His presupposes that
in nature, nothing acts on or is acted upon by any other thing at random, nor can anything come from anything else
And so
Eveything that comes to be by a natural process is either a contrary or a product of contraries.
He then asks, as you do:
(188a11-189b19)
the next question is whether the principles are two, three or more in number.
And
one they cannot be, for there cannot be one contrary
He offers no argument for, at least at this point of the text; and then
nor can they be in-numerable [ie infinite in number] because if so Being would be unknowable.
Hence he presupposes that Being must be of such a nature that it must be knowable; and also
granted then, that there is a finite number, it is plausible to suppose them more than two in number; for it is difficult to see how density should be of such a nature as to act on rarity, or rarity on density; the same is true of any other contrary ... both act on a third thing different from either.
Interestingly he clarifies the notion of a principle further in terms of his logic
what is a principle ought not to be the predicate of any subject; if it were, there would be a principle of the supposed principle; for the subject is principle, and prior, presumably, to anything predicated of it.
He then adds
All, however agree in this, that they differentiate their one by means of contraries such as density and rarity, or more and less; which may be generalised, as already been said, into excess and defect; indeed, this doctrine (that the one and excess and defect are the principle of things) would appear to be of old standing ... for the early thinkers made the two the active principle, and the one the passive; whereas some of the more recent maintain the reverse.

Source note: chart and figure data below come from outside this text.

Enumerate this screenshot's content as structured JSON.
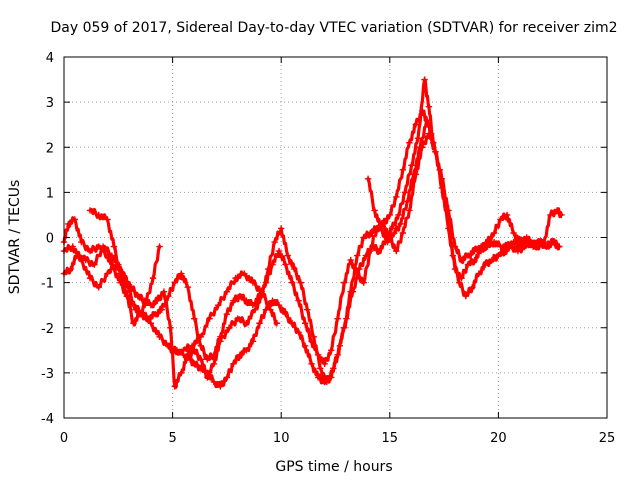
{
  "chart_data": {
    "type": "scatter",
    "title": "Day 059 of 2017, Sidereal Day-to-day VTEC variation (SDTVAR) for receiver zim2",
    "xlabel": "GPS time / hours",
    "ylabel": "SDTVAR / TECUs",
    "xlim": [
      0,
      25
    ],
    "ylim": [
      -4,
      4
    ],
    "xticks": [
      0,
      5,
      10,
      15,
      20,
      25
    ],
    "yticks": [
      -4,
      -3,
      -2,
      -1,
      0,
      1,
      2,
      3,
      4
    ],
    "grid": true,
    "marker": "+",
    "color": "#ff0000",
    "series": [
      {
        "x": [
          0.0,
          0.2,
          0.5,
          0.8,
          1.2,
          1.6,
          2.0,
          2.3,
          2.6,
          2.9,
          3.2,
          3.6,
          4.0,
          4.4,
          4.8,
          5.0,
          5.2,
          5.5,
          5.8,
          6.0,
          6.3,
          6.6,
          6.9,
          7.2,
          7.5,
          7.8,
          8.1,
          8.4,
          8.7,
          9.0,
          9.3,
          9.6,
          9.9,
          10.2,
          10.5,
          10.8,
          11.1,
          11.4,
          11.7,
          12.0,
          12.3,
          12.6,
          12.9,
          13.2,
          13.5,
          13.8,
          14.1,
          14.4,
          14.7,
          15.0,
          15.3,
          15.6,
          15.9,
          16.2,
          16.5,
          16.7,
          16.9,
          17.1,
          17.4,
          17.7,
          18.0,
          18.3,
          18.6,
          18.9,
          19.2,
          19.5,
          19.8,
          20.1,
          20.4,
          20.7,
          21.0,
          21.3,
          21.6,
          21.9,
          22.2,
          22.5,
          22.8
        ],
        "y": [
          -0.1,
          0.3,
          0.4,
          -0.1,
          -0.3,
          -0.2,
          -0.4,
          -0.7,
          -1.0,
          -1.3,
          -1.5,
          -1.7,
          -1.9,
          -2.2,
          -2.4,
          -2.5,
          -2.5,
          -2.6,
          -2.7,
          -2.8,
          -2.9,
          -3.0,
          -3.2,
          -3.3,
          -3.1,
          -2.8,
          -2.6,
          -2.5,
          -2.3,
          -1.9,
          -1.6,
          -1.4,
          -1.5,
          -1.7,
          -1.9,
          -2.1,
          -2.4,
          -2.8,
          -3.1,
          -3.2,
          -3.1,
          -2.6,
          -2.0,
          -1.2,
          -0.4,
          0.0,
          0.1,
          0.2,
          0.3,
          0.5,
          0.9,
          1.5,
          2.1,
          2.5,
          2.8,
          2.6,
          2.3,
          1.9,
          1.3,
          0.6,
          -0.2,
          -0.5,
          -0.4,
          -0.3,
          -0.2,
          -0.2,
          -0.1,
          -0.2,
          -0.2,
          -0.1,
          -0.2,
          -0.1,
          -0.2,
          -0.1,
          -0.2,
          -0.1,
          -0.2
        ]
      },
      {
        "x": [
          0.0,
          0.3,
          0.6,
          1.0,
          1.4,
          1.8,
          2.2,
          2.5,
          2.8,
          3.1,
          3.4,
          3.7,
          4.0,
          4.3,
          4.6,
          4.9,
          5.1,
          5.4,
          5.7,
          6.0,
          6.3,
          6.6,
          6.9,
          7.2,
          7.6,
          8.0,
          8.4,
          8.8,
          9.1,
          9.4,
          9.7,
          10.0,
          10.3,
          10.6,
          10.9,
          11.2,
          11.5,
          11.8,
          12.1,
          12.4,
          12.7,
          13.0,
          13.3,
          13.6,
          13.9,
          14.2,
          14.5,
          14.8,
          15.1,
          15.4,
          15.7,
          16.0,
          16.3,
          16.6,
          16.8,
          17.0,
          17.3,
          17.6,
          17.9,
          18.2,
          18.5,
          18.8,
          19.1,
          19.4,
          19.7,
          20.0,
          20.3,
          20.6,
          20.9,
          21.2,
          21.5,
          21.8,
          22.1,
          22.4,
          22.7,
          22.9
        ],
        "y": [
          -0.8,
          -0.7,
          -0.4,
          -0.5,
          -0.6,
          -0.2,
          -0.4,
          -0.6,
          -0.9,
          -1.1,
          -1.3,
          -1.4,
          -1.5,
          -1.4,
          -1.2,
          -2.0,
          -3.3,
          -3.0,
          -2.6,
          -2.5,
          -2.7,
          -3.1,
          -2.8,
          -2.3,
          -2.0,
          -1.8,
          -1.9,
          -1.6,
          -1.3,
          -0.7,
          -0.1,
          0.2,
          -0.4,
          -0.7,
          -1.0,
          -1.6,
          -2.2,
          -2.9,
          -3.2,
          -2.9,
          -2.4,
          -1.8,
          -1.2,
          -0.7,
          -0.4,
          -0.2,
          -0.3,
          -0.1,
          0.2,
          0.5,
          1.0,
          1.6,
          2.2,
          3.5,
          2.9,
          2.1,
          1.5,
          0.7,
          -0.4,
          -1.0,
          -1.3,
          -1.1,
          -0.8,
          -0.6,
          -0.5,
          -0.4,
          -0.3,
          -0.2,
          -0.3,
          -0.2,
          -0.1,
          -0.2,
          -0.1,
          0.5,
          0.6,
          0.5
        ]
      },
      {
        "x": [
          0.0,
          0.4,
          0.8,
          1.2,
          1.6,
          2.0,
          2.4,
          2.7,
          3.0,
          3.3,
          3.6,
          3.9,
          4.2,
          4.5,
          4.8,
          5.1,
          5.4,
          5.7,
          6.0,
          6.3,
          6.6,
          6.9,
          7.2,
          7.5,
          7.8,
          8.1,
          8.4,
          8.7,
          9.0,
          9.3,
          9.6,
          9.9,
          10.2,
          10.5,
          10.8,
          11.1,
          11.4,
          11.7,
          12.0,
          12.3,
          12.6,
          12.9,
          13.2,
          13.5,
          13.8,
          14.1,
          14.4,
          14.7,
          15.0,
          15.3,
          15.6,
          15.9,
          16.2,
          16.5,
          16.8,
          17.1,
          17.4,
          17.7,
          18.0,
          18.3,
          18.6,
          18.9,
          19.2,
          19.5,
          19.8,
          20.1,
          20.4,
          20.7,
          21.0,
          21.3,
          21.6,
          21.9,
          22.2,
          22.5,
          22.8
        ],
        "y": [
          -0.3,
          -0.2,
          -0.5,
          -0.9,
          -1.1,
          -0.8,
          -0.6,
          -0.8,
          -1.2,
          -1.6,
          -1.7,
          -1.8,
          -1.7,
          -1.6,
          -1.3,
          -1.0,
          -0.8,
          -1.1,
          -1.8,
          -2.4,
          -2.7,
          -2.6,
          -2.2,
          -1.7,
          -1.4,
          -1.3,
          -1.4,
          -1.5,
          -1.3,
          -1.0,
          -0.6,
          -0.3,
          -0.6,
          -1.0,
          -1.4,
          -1.9,
          -2.3,
          -2.6,
          -2.8,
          -2.5,
          -1.8,
          -1.0,
          -0.5,
          -0.8,
          -1.0,
          -0.3,
          0.2,
          0.3,
          0.0,
          -0.3,
          0.1,
          0.6,
          1.4,
          2.0,
          2.3,
          1.9,
          1.1,
          0.2,
          -0.7,
          -0.9,
          -0.6,
          -0.5,
          -0.3,
          -0.1,
          0.1,
          0.4,
          0.5,
          0.1,
          -0.1,
          0.0,
          -0.2,
          -0.1,
          -0.2,
          -0.1,
          -0.2
        ]
      },
      {
        "x": [
          1.2,
          1.6,
          2.0,
          2.3,
          2.6,
          2.9,
          3.2,
          3.5,
          3.8,
          4.1,
          4.4
        ],
        "y": [
          0.6,
          0.5,
          0.4,
          -0.2,
          -0.8,
          -1.3,
          -1.9,
          -1.7,
          -1.4,
          -0.9,
          -0.2
        ]
      },
      {
        "x": [
          5.5,
          5.9,
          6.3,
          6.7,
          7.1,
          7.5,
          7.9,
          8.3,
          8.7,
          9.1,
          9.5,
          9.8
        ],
        "y": [
          -2.5,
          -2.4,
          -2.2,
          -1.8,
          -1.5,
          -1.2,
          -0.9,
          -0.8,
          -1.0,
          -1.2,
          -1.6,
          -1.9
        ]
      },
      {
        "x": [
          14.0,
          14.3,
          14.6,
          14.9,
          15.2,
          15.5,
          15.8,
          16.1,
          16.4,
          16.7
        ],
        "y": [
          1.3,
          0.6,
          0.2,
          -0.1,
          0.1,
          0.3,
          0.8,
          1.4,
          2.0,
          2.6
        ]
      }
    ]
  }
}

(Interestingly he does not say how old this theory is; after all, in his time, Parmenides was around two generations ago, so not much more than a century from his writing this); so he concludes:
to suppose then that the elements are three in number would seem, from these and similar considerations, a plausible view ... it is clear then that the number of elements is neither one nor more than two or three; but whether it is two or three is, as I have said, a question of considerable difficulty.